Nanometer scale resolution, multi-channel separation of spherical particles in a rocking ratchet with increasing barrier heights

TL;DR

This paper introduces a nanofluidic device that uses a ratchet-shaped electrostatic potential to achieve nanometer-scale separation of spherical particles, with theoretical and experimental validation of its high resolution.

Contribution

The study presents a novel nanoparticle separation device based on a nanofluidic rocking Brownian motor with increasing barrier heights, demonstrating high-resolution separation capabilities.

Findings

Separation resolution of approximately 2 nm predicted and experimentally supported.

Device effectively separates spherical gold particles of 80 nm and 100 nm diameters.

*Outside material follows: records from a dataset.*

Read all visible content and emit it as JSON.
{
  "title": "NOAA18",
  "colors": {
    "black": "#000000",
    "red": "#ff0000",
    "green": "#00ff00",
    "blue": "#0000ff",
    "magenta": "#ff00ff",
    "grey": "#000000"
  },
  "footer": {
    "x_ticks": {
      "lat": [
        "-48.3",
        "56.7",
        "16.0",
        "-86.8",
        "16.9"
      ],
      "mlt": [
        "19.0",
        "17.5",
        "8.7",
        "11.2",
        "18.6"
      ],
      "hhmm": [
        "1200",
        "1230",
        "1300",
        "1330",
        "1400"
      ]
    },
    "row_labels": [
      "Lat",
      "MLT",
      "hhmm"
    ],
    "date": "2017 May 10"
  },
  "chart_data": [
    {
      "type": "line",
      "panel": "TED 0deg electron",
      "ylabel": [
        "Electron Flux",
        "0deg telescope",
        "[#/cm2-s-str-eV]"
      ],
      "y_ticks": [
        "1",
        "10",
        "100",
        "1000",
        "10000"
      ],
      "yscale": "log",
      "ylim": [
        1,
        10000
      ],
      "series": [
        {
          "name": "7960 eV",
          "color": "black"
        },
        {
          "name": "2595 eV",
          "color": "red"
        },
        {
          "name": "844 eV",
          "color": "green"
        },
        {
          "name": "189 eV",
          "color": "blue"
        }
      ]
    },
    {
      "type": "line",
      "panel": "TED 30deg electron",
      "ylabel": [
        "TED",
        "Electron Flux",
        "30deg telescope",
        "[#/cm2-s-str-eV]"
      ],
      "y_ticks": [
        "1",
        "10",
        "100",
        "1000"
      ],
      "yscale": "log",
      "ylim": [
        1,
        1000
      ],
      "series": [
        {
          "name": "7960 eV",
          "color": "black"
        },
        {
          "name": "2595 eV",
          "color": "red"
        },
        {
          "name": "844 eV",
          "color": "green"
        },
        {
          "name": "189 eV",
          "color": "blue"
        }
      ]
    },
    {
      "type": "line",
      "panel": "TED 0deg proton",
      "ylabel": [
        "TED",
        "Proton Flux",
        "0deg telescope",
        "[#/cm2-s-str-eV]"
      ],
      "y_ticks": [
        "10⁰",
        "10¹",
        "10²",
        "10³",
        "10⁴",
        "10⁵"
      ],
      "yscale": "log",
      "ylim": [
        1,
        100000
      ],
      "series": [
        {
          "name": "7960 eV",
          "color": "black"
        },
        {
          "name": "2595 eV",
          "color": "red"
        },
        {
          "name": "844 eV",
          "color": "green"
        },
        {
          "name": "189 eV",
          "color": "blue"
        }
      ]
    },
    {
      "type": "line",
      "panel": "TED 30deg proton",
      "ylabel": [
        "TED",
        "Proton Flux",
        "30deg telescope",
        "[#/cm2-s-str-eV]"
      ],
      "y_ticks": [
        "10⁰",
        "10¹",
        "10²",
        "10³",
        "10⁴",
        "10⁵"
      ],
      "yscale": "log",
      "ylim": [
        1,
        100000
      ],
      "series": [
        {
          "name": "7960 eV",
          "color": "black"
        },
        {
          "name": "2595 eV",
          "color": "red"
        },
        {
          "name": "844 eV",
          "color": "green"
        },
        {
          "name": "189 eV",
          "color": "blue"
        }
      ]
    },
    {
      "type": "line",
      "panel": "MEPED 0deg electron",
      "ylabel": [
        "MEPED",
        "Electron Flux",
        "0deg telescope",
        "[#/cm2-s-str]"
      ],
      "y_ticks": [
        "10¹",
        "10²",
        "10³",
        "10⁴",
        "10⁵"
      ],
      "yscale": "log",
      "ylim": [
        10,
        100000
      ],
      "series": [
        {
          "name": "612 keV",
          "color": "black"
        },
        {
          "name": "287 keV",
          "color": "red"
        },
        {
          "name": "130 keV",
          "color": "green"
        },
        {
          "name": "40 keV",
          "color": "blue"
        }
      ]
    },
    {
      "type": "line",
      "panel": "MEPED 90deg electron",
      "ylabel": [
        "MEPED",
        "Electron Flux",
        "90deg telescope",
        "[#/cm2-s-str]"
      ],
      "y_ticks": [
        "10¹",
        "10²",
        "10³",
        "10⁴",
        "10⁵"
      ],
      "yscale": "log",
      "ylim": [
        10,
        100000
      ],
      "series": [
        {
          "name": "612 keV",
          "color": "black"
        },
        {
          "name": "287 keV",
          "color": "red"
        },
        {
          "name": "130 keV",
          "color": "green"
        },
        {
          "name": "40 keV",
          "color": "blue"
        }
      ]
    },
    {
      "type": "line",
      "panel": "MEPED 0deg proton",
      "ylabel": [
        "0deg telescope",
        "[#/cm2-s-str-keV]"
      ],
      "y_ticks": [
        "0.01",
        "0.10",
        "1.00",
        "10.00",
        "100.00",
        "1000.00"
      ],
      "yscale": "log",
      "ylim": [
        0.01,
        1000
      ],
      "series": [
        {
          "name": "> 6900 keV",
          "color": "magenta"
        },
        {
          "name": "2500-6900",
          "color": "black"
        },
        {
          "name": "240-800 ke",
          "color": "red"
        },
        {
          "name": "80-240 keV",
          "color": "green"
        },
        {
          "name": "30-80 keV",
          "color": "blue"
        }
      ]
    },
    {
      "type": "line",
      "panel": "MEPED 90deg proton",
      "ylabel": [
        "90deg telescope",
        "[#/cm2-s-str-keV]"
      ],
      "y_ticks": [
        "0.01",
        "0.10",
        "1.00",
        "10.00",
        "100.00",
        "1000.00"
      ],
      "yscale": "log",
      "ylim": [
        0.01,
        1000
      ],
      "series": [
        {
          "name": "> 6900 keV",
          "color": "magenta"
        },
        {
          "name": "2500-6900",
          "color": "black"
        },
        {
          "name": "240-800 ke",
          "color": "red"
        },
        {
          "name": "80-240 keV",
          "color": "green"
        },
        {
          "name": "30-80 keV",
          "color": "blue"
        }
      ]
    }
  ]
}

The separation mechanism is governed by the energy landscape under forward tilt of the ratchet.

Abstract

We present a nanoparticle size-separation device based on a nanofluidic rocking Brownian motor. It features a ratchet-shaped electrostatic particle potential with increasing barrier heights along the particle transport direction. The sharp drop of the particle current with barrier height is exploited to separate a particle suspension into multiple sub-populations. By solving the Fokker--Planck equation, we show that the physics of the separation mechanism is governed by the energy landscape under forward tilt of the ratchet. For a given device geometry and sorting duration, the applied force is thus the only tunable parameter to increase the separation resolution. For the experimental conditions of 3.5 V applied voltage and 20 s sorting, we predict a separation resolution of $\sim 2$ nm, supported by experimental data for separating spherical gold particles of nominal 80 and 100 nm diameters.